Temple Meads train station, an iconic gateway in and out of the city, the sight of which has pulled on countless heart strings and the site where an infinite number have felt the anguish of departure and elation of arrival. Standing in front of the pseudo medieval architecture certainly adds a gravitas to the melodrama of pooling emotions playing out below the clock tower………but today we are hopping left into the long stay car park.
In particular to have a little look at this……….
This fluorescent barrier is a prime example of modern roadside construction.
Which is great….. but slightly distracting from the wooden cream and green number directly opposite – the signal box that was connected to the Brunel’s original Temple Mead Station.
Originally this stood outside the main station, controlling the terminus of the GWR line but, when the swelling number of train passengers and the increased weight of goods could no longer be digested by the existing set up and the time came for the buildings to expand, Mr Francis Fox used his cunning to build around the existing signal box. Hence why the signal box sits ensconced between the archways of the train shed extension.
And from behind.
To give a little extra background the original Temple Meads station is the one on the left hand side when gawped at from the front. It was designed by a young Brunel and built in 1839 – 41 to be the terminus for the Great Western Railway (GWR) line between London and the West. Built with all the stout confidence and swagger of Henry VIII in a mock Tudor style it was Bristol’s first passenger railway and is regarded as one of the best Victorian station buildings in its time.

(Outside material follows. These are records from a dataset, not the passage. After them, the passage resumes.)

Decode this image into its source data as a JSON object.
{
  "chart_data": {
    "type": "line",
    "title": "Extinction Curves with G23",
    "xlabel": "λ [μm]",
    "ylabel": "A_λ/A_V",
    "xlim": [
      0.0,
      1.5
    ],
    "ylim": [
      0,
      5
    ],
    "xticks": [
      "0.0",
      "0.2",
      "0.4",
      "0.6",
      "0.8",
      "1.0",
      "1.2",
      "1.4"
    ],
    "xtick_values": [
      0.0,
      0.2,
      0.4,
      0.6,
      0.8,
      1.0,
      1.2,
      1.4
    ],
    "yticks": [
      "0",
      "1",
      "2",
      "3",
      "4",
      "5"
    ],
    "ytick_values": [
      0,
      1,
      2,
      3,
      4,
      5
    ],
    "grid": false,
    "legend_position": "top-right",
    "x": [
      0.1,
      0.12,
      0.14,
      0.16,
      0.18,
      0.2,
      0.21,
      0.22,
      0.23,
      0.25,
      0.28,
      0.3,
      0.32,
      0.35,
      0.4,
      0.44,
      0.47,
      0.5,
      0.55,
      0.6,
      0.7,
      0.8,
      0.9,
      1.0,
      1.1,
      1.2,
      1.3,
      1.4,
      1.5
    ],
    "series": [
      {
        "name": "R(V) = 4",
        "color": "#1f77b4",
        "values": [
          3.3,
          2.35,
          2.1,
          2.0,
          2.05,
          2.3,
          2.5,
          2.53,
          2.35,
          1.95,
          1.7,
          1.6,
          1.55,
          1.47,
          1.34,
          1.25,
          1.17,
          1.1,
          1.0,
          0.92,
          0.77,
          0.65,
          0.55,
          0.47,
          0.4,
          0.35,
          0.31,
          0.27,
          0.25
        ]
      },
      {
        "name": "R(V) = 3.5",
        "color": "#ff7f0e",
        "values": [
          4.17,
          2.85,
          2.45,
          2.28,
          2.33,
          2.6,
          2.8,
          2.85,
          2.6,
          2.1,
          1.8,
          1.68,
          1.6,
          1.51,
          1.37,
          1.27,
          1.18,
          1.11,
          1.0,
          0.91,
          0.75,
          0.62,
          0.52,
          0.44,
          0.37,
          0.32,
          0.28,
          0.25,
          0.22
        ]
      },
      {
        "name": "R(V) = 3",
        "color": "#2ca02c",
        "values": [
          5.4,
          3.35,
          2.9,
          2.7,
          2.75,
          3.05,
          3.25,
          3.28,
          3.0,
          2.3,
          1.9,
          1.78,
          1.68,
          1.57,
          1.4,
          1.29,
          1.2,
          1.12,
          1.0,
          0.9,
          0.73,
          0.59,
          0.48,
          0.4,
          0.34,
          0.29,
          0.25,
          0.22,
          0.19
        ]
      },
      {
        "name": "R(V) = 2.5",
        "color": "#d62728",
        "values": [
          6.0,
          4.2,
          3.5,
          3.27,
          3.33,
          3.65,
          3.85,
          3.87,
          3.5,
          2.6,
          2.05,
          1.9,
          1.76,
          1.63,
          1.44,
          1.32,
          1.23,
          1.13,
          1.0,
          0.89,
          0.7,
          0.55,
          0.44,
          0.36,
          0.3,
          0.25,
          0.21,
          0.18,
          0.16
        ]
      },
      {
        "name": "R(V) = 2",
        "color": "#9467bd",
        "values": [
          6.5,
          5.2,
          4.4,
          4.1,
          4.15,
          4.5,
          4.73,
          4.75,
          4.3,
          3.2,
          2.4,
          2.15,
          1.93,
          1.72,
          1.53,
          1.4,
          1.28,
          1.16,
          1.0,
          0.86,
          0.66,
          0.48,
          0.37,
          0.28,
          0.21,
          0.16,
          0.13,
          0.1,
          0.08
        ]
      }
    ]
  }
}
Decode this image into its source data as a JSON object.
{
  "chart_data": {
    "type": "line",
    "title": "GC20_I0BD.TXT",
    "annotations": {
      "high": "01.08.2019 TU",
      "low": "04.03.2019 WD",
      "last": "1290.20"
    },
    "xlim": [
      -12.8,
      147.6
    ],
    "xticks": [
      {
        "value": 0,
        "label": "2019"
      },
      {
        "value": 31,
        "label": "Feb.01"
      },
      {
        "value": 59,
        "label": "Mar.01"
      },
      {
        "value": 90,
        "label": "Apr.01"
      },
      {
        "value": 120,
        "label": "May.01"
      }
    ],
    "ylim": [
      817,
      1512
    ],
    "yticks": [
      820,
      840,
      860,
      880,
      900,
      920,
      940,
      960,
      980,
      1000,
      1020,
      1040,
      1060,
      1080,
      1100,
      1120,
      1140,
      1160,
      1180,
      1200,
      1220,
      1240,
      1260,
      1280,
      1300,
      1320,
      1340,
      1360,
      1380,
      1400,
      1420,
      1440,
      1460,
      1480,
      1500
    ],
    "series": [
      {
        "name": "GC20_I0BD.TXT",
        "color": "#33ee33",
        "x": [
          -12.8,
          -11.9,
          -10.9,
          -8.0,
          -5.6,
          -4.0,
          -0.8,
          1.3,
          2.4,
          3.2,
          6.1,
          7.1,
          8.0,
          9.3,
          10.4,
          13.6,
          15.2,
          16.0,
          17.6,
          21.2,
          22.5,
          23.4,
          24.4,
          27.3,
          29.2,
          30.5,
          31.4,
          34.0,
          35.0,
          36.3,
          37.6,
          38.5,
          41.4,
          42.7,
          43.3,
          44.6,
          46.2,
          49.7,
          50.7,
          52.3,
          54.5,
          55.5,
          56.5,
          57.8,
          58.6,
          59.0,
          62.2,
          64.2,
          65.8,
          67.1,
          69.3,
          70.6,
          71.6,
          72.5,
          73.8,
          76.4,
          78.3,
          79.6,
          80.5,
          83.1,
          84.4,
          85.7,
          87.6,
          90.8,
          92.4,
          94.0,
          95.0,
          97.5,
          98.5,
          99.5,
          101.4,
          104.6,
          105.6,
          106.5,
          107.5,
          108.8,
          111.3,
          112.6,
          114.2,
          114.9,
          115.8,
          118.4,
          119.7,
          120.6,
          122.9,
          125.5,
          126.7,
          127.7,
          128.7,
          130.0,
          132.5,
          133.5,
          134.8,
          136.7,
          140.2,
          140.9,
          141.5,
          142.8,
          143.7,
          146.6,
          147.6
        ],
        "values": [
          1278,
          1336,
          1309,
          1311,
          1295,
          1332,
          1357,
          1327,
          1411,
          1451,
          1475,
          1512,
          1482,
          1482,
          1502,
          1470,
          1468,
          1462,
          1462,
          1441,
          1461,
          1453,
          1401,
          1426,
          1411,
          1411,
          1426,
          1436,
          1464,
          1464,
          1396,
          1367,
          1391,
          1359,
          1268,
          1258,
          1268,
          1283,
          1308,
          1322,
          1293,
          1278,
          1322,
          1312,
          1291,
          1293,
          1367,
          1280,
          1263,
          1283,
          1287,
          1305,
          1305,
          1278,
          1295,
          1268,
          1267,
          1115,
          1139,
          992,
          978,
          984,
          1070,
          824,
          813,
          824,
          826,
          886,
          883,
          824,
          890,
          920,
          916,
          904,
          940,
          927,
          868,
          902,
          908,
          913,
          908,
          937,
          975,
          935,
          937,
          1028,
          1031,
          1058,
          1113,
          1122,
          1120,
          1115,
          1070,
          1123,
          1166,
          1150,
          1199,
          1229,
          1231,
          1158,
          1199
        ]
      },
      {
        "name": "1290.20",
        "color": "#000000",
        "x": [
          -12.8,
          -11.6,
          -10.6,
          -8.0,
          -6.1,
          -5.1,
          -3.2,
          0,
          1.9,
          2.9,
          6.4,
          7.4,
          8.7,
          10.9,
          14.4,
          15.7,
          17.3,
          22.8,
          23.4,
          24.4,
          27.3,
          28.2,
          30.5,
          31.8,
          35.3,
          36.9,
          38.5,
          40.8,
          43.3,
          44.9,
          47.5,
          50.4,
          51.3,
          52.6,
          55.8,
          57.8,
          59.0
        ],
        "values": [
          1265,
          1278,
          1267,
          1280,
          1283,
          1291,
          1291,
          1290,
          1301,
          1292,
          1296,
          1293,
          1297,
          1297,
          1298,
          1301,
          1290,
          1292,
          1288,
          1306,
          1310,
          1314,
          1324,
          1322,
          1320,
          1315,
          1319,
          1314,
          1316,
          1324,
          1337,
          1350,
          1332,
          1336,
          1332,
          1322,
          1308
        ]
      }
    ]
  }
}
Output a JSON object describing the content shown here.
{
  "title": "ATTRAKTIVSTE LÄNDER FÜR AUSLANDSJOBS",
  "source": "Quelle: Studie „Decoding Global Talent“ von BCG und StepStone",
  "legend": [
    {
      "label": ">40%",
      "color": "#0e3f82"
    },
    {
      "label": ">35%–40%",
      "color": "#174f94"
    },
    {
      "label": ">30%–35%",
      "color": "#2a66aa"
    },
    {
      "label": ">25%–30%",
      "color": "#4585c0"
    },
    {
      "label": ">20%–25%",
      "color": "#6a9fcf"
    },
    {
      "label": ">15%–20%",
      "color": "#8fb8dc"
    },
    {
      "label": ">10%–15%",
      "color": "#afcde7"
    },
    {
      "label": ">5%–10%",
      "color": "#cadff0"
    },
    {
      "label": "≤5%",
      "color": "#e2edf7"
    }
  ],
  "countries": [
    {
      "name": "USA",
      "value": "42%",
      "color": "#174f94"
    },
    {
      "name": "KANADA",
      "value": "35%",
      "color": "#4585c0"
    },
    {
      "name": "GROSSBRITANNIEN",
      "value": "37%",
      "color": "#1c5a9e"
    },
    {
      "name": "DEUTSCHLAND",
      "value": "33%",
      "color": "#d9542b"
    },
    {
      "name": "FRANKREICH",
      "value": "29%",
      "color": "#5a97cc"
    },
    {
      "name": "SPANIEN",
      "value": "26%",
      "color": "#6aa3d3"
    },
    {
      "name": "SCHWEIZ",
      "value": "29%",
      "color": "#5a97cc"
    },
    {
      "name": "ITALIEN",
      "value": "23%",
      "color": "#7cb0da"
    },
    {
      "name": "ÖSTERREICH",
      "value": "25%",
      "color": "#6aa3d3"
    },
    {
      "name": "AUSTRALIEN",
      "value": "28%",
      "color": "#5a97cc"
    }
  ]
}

The GWR line connected Bristol to London Paddington and was known as ‘Brunel’s Billiard Table’ due the extraordinarily level and straight route that the line takes, via such engineerial contortions as the Box Tunnel.
A common theme during the rapacious growth of the 1800s , Brunel’s station was soon inadequate and more neo- historical style buildings were added to the site. The Jacobean design of Samuel Fripp for the Bristol Exeter railway in 1852 -4 was built (the building to the right on modern Temple Meads), replacing the temporary wooden station locally known as the ‘Cowshed’ that had been built in 1845. The gothic centre piece was part of the 1870’s expansion led by Francis Fox (part of the same industrious furore that built around the signal box).
1965, Colin G. Maggs *
One hundred and twenty five years after it had been built Brunel’s Old station was swiftly closed in 1965, the terminus of the domino chain toppled by the 1963 Beeching Axe and by 1966 the train shed was an amazing….car park.
However, this closure did cause another rather entertaining little quirk (and another example of just modernising around existing features).
If you are familiar with Temple Meads station this sign sits above the stairs leading down from platforms 13 and 15 and so, I mean, it’s not technically wrong, it is just not telling the whole truth either. Where are these mysterious platforms one and two? Alas, this is not an alternative means to get to a wizarding school but rather platforms 13 and 15 had actually been numbers 1 and 2 until the closure of the Old Station at which point the platform numbers were reversed – so the sign should actually read ‘to platforms 1 to 12’.
So, what next for the signal box and train shed?
The past 20 years have seen Brunel’s Old Station Passenger Shed used as the Bristol Exploratory Science centre (the precursor to @Bristol), the Empire and Commonwealth Museum and now a function and conference space (rather befittingly currently housing a show applauding the life of Brunel).
And now will it be adapted to the needs of modern society?
The site is one of part of the Key Projects of the ‘Bristol Temple Quarter Enterprise Zone’ (http://www.bristoltemplequarter.com/key-projects/ ). This is a huge project inwardly investing in Bristol based businesses, pushing forward electric trains, overhauling inter and intra city transport, as well as leading the way in the push for a Bristol arena.
So, I will refrain from the train metaphors but, there are a lot of green and red lights flashing at the moment – I for one am watching this space.